Dans son allocution, le chef du gouvernement, au nom du Conseil Présidentiel de Transition et du Gouvernement haïtien, a exprimé sa profonde gratitude envers les partenaires régionaux et internationaux pour leur solidarité constante. Il a salué la feuille de route présentée par le Secrétariat général de l’OEA, considérée comme une base de travail pour accompagner la transition et soutenir les efforts nationaux de stabilisation.
Le Premier ministre a réaffirmé que la restauration de la sécurité demeure la priorité absolue de son gouvernement. Il a annoncé des mesures pour rétablir le contrôle de l’État sur l’ensemble du territoire, sécuriser les grands axes routiers et renforcer les capacités de la Police nationale d’Haïti (PNH) ainsi que des Forces armées d’Haïti (FAD’H).

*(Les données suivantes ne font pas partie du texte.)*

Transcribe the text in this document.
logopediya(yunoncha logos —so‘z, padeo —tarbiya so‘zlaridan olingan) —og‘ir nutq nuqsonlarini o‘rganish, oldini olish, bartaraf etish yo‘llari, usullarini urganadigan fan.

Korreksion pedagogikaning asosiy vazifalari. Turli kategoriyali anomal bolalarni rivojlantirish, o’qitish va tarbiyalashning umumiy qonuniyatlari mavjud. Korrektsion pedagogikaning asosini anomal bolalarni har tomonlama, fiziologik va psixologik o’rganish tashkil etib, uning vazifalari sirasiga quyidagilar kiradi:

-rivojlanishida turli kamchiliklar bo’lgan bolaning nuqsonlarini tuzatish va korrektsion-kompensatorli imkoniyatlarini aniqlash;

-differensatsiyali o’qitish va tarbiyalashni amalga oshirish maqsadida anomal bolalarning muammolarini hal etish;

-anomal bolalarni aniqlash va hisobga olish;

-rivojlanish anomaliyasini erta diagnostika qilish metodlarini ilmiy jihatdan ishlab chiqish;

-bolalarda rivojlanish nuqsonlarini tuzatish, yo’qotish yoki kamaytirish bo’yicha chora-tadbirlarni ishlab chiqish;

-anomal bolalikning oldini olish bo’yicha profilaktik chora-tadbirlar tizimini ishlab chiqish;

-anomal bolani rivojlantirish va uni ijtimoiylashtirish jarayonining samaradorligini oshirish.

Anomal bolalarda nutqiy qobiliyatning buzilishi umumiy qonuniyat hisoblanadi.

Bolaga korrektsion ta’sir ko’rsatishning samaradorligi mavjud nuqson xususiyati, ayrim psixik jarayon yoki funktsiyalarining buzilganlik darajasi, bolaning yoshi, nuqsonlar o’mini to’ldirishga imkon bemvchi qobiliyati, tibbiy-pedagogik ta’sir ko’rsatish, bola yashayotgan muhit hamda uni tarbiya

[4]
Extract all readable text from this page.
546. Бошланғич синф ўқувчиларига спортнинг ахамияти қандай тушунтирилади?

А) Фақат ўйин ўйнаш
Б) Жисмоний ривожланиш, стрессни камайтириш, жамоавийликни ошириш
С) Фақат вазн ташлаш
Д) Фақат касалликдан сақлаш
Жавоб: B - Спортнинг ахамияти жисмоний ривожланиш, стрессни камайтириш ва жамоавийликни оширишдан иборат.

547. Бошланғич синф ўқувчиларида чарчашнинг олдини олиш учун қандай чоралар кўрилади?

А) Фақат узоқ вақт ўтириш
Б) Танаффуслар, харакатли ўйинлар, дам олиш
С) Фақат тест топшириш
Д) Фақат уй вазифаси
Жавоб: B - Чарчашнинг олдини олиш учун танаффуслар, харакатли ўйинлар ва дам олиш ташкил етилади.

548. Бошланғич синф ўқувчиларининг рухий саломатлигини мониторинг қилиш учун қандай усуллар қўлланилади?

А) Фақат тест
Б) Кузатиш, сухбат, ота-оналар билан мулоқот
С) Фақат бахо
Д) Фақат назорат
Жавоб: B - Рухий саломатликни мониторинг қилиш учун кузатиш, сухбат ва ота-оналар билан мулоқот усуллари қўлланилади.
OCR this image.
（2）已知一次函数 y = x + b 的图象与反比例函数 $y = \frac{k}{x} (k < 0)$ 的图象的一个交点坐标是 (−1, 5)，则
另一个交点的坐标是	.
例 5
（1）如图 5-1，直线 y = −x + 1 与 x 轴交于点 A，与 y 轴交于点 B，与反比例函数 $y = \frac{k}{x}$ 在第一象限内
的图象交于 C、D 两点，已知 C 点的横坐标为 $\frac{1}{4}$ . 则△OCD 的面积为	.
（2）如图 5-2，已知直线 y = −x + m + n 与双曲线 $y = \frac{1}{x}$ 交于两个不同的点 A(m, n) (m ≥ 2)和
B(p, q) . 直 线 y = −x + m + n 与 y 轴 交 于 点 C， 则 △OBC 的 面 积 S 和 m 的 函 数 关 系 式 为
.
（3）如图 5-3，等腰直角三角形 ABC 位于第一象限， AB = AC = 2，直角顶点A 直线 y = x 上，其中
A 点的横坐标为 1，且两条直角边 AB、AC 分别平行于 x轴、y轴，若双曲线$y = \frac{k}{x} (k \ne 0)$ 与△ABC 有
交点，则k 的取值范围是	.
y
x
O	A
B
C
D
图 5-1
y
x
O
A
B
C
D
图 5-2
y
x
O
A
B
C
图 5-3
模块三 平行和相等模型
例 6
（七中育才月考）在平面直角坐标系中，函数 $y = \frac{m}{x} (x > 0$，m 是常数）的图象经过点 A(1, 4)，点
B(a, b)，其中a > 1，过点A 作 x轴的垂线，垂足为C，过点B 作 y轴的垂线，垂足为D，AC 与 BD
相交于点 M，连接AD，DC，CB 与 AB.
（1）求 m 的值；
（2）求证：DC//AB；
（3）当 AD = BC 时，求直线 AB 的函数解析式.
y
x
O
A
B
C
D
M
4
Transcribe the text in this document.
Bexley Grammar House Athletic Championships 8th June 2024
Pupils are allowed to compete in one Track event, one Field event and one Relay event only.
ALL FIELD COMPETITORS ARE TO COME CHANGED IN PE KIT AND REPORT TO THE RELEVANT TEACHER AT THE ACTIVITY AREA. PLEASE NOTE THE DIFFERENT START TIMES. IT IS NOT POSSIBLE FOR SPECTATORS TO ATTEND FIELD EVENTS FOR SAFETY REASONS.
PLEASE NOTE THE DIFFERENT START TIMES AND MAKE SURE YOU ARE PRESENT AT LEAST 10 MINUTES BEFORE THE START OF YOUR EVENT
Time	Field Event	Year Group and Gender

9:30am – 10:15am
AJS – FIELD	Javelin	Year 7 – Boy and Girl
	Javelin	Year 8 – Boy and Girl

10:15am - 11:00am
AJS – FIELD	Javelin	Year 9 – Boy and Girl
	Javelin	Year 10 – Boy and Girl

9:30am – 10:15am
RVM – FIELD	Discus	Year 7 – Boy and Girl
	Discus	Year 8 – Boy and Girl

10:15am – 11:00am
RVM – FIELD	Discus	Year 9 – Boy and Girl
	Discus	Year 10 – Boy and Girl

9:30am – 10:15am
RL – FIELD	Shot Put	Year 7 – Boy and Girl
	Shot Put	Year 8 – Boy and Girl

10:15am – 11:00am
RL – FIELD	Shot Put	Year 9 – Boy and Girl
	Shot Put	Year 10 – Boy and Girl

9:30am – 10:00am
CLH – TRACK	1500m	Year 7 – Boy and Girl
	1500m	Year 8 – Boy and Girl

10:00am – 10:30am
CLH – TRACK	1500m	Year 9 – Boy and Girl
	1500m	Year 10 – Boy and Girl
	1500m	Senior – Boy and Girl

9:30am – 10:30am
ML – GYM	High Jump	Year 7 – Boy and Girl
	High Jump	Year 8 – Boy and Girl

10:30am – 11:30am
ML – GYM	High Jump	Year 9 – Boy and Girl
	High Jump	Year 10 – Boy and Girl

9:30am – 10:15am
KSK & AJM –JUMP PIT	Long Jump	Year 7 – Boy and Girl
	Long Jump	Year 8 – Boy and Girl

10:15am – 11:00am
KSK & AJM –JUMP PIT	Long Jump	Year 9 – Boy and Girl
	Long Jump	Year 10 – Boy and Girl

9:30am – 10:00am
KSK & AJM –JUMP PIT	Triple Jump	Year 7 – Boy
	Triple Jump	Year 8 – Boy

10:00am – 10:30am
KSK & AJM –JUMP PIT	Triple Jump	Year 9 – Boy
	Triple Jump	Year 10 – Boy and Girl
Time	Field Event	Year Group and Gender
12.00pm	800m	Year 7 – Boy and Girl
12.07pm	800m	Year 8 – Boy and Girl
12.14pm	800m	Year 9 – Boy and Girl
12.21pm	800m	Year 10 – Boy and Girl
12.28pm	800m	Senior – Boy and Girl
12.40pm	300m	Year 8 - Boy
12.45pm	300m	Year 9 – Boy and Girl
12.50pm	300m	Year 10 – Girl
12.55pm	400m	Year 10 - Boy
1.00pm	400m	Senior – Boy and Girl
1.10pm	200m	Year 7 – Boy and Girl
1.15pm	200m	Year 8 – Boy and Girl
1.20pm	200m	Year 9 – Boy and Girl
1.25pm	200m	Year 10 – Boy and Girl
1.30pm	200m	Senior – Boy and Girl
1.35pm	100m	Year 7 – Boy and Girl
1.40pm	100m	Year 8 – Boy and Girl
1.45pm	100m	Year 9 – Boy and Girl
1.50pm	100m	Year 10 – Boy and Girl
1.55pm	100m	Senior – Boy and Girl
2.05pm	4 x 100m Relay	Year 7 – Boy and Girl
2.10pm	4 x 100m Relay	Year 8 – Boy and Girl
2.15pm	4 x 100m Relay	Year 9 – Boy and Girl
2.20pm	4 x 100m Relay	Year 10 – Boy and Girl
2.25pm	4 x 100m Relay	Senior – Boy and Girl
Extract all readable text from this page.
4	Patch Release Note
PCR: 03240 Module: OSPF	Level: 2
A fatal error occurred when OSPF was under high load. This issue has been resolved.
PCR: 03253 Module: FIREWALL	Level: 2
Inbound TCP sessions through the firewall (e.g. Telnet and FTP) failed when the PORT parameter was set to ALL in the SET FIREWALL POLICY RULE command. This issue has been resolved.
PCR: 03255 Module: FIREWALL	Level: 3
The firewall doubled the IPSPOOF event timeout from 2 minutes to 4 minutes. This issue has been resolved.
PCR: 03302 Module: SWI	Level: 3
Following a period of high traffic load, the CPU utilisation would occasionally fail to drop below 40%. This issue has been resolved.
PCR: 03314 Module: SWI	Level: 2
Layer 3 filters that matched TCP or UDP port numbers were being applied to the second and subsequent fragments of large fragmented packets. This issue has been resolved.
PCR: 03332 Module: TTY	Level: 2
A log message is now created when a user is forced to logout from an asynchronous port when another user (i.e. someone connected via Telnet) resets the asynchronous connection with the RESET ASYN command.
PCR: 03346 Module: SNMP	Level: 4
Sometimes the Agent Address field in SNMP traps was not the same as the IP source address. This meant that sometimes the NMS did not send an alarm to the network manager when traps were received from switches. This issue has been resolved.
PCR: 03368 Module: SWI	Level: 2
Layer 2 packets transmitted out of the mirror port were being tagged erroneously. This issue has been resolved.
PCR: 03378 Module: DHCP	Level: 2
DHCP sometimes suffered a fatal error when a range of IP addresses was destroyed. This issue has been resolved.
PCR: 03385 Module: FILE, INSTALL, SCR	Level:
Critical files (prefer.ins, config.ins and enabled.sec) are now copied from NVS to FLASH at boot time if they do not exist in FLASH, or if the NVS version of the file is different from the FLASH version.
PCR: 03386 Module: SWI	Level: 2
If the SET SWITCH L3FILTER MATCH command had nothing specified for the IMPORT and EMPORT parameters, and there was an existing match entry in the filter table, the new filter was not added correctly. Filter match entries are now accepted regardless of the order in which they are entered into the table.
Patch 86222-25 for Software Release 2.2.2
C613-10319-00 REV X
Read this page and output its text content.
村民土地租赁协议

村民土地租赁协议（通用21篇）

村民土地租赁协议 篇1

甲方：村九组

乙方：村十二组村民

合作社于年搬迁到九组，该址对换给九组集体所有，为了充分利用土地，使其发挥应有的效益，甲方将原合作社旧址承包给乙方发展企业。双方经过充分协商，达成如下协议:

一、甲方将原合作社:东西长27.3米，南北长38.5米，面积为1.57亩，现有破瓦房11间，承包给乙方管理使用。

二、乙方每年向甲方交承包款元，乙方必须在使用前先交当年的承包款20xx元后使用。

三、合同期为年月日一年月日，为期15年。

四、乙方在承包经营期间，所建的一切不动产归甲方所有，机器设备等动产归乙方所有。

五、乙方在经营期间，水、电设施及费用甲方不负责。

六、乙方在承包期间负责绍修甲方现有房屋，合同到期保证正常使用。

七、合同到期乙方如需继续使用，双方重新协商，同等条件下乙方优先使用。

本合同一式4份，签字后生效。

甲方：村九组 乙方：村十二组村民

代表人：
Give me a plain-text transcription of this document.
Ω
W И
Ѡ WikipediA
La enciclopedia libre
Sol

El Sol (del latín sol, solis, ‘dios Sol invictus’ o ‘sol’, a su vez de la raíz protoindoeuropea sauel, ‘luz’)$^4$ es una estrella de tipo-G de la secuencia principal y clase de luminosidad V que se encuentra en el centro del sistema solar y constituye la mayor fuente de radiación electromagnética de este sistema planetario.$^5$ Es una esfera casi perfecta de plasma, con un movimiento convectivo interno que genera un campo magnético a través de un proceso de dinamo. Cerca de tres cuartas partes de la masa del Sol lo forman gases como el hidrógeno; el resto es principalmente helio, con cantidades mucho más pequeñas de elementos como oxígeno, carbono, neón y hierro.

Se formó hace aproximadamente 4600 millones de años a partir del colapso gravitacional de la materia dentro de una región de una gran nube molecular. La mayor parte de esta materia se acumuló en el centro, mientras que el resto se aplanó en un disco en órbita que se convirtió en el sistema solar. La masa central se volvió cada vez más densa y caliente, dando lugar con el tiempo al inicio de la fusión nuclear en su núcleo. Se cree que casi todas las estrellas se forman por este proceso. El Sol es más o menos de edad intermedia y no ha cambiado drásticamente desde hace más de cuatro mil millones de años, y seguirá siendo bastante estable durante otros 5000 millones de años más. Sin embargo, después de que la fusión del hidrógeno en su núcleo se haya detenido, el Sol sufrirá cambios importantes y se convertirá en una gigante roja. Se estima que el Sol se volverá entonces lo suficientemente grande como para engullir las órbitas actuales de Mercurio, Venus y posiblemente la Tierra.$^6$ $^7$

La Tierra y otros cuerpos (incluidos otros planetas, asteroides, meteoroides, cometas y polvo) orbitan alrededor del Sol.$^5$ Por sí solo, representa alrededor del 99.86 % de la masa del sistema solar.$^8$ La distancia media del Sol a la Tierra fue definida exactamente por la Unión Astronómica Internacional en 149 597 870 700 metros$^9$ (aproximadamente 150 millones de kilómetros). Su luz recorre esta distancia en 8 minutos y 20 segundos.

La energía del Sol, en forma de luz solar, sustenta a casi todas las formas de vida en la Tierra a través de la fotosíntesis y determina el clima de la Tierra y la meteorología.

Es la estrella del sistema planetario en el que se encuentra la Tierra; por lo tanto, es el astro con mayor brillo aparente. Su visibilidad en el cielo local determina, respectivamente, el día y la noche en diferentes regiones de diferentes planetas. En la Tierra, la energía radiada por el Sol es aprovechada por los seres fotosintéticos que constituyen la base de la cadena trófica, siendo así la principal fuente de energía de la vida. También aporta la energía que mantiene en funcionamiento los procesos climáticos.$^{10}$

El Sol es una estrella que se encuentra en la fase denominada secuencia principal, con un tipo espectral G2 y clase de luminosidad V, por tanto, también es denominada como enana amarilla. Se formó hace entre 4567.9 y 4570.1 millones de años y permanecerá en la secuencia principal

Sur le plan politique, M. Fils-Aimé a réitéré l’engagement du gouvernement de transition à organiser, dans les meilleurs délais, des élections libres, crédibles, transparentes et inclusives. Il a souligné que les préparatifs avancent de manière significative : plus de 85 % des centres de vote sont déjà identifiés, 70 % du personnel électoral est mobilisé, et un financement national de 65 millions de dollars américains a été sécurisé.
En amont de cette rencontre, le secrétaire général de l’OEA, Albert Ramdin, avait conduit plusieurs consultations avec des centres de réflexion et la Fondation panaméricaine de développement (PADF). L’organisation estime à 2,6 milliards de dollars le coût de la mise en œuvre du plan 2025-2028, destiné en priorité au rétablissement de la sécurité. Ramdin plaide pour un partage équitable de la charge financière entre les États membres, rappelant qu’« aucun pays ne peut porter seul le poids de cette crise ».
Le chef du gouvernement a par ailleurs lancé un appel pressant à la communauté internationale pour maintenir et renforcer son accompagnement, non seulement sur le plan sécuritaire et électoral, mais aussi en matière de gouvernance, d’assistance humanitaire et de relance économique. « Seul un partenariat renforcé et coordonné peut permettre au peuple haïtien de retrouver la paix, la stabilité et l’espérance d’un avenir meilleur », a-t-il insisté.
Malgré ces engagements et cette dynamique diplomatique, certaines voix critiques au sein de la société civile estiment que ce déplacement ne produira pas de résultats concrets, rappelant l’inefficacité des précédentes rencontres internationales.